Marais de la rivière Likouala-aux-Herbes, dans le département de la Likouala (nord-est), particulièrement riche en tourbe. © GUYOT-ANA/ONLYWORLD.NET/AFP

À cheval sur les deux Congos, la plus vaste zone de tourbières tropicales de la planète doit à tout prix être préservée. Sous peine de voir ce gigantesque piège à CO2 devenir une véritable bombe à retardement climatique.
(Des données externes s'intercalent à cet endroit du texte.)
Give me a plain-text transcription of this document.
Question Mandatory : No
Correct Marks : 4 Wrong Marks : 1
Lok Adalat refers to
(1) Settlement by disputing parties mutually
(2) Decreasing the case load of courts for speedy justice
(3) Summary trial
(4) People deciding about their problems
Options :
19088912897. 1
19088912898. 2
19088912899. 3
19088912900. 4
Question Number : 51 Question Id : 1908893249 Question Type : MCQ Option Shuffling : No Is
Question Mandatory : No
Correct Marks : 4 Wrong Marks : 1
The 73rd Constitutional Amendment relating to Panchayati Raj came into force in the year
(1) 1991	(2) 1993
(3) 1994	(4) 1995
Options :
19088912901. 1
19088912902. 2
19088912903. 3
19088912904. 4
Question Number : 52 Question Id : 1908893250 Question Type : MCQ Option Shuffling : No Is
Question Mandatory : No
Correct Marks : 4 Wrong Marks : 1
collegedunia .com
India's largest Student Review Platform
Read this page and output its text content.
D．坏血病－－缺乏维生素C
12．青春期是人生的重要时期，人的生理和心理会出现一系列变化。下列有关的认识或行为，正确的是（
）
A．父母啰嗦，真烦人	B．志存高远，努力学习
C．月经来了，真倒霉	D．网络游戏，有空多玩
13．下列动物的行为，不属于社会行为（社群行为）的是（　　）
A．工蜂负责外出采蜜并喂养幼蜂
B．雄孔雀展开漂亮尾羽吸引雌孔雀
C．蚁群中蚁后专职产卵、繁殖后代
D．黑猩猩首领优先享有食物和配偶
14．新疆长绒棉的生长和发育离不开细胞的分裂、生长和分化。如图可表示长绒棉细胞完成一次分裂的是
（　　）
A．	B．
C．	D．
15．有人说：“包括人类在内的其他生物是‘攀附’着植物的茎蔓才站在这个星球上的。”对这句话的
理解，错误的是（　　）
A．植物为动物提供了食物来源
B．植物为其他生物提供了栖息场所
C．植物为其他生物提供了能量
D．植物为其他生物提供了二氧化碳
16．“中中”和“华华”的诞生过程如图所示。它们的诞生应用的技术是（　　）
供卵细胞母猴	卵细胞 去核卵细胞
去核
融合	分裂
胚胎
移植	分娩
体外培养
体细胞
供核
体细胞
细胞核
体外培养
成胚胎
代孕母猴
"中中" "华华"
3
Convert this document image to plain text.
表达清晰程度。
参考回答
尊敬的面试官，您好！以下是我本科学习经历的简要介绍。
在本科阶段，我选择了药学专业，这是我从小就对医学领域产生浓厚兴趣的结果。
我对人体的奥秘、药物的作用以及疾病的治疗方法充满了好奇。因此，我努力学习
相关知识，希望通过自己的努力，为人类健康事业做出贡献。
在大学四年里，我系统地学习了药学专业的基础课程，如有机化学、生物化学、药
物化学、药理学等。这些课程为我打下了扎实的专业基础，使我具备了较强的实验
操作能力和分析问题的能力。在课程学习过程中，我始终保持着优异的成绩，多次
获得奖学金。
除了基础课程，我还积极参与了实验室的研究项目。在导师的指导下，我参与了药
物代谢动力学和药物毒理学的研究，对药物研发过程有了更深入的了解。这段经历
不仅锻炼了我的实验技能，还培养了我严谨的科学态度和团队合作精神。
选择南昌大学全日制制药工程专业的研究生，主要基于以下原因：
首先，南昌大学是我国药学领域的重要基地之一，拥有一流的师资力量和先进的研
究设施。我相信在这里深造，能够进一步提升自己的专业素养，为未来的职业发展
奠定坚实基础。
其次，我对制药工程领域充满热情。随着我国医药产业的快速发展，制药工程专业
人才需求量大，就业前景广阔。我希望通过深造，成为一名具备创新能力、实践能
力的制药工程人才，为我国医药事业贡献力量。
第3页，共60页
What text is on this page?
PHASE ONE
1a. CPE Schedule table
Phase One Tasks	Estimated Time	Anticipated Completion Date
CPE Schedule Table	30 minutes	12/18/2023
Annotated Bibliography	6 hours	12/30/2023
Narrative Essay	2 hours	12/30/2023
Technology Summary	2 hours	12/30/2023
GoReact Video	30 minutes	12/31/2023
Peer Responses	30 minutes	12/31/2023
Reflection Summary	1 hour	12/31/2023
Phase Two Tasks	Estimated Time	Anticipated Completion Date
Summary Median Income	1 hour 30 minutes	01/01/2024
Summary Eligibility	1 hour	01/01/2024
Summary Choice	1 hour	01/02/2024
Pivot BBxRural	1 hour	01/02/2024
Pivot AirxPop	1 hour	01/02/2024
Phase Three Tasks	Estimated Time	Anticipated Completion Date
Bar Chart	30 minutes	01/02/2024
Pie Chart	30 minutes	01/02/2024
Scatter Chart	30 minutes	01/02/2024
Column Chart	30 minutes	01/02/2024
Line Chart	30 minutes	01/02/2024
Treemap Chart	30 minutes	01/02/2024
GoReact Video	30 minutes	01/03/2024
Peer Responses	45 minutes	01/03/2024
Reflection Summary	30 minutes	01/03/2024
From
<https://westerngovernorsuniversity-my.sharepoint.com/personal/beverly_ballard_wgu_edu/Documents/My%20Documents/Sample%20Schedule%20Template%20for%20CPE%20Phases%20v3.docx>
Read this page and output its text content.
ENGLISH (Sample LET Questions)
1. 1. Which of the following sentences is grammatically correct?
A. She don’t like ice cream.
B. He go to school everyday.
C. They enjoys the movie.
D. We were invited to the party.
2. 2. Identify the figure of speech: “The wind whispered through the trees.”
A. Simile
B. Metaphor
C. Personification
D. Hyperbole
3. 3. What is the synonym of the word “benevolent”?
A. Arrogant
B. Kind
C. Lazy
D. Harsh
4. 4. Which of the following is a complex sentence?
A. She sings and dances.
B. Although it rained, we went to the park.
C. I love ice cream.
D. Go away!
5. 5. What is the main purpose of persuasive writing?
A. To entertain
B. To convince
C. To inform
C’est officiel depuis 2017, le Congo détient dans son sous-sol un véritable trésor pour l’humanité… en même temps qu’une bombe à retardement. Les travaux menés pendant trois ans par le chercheur britannique Simon Lewis et son équipe de l’Université de Leeds (Royaume-Uni), publiés en janvier 2017 dans la revue scientifique Nature, ont en effet confirmé l’existence de la plus vaste zone de tourbières tropicales de la planète, avec celles du Brésil et de l’Indonésie.

« La Nasa avait identifié ces tourbières dès les années 1960, mais nous devions attendre les résultats des scientifiques pour vraiment acter leur existence », précise Arlette Soudan-Nonault, la ministre congolaise du Tourisme et de l’Environnement. À lui seul, le pays détiendrait un tiers des quelque 150 000 km2 de cet écosystème marécageux situé à cheval sur la frontière entre les deux Congos.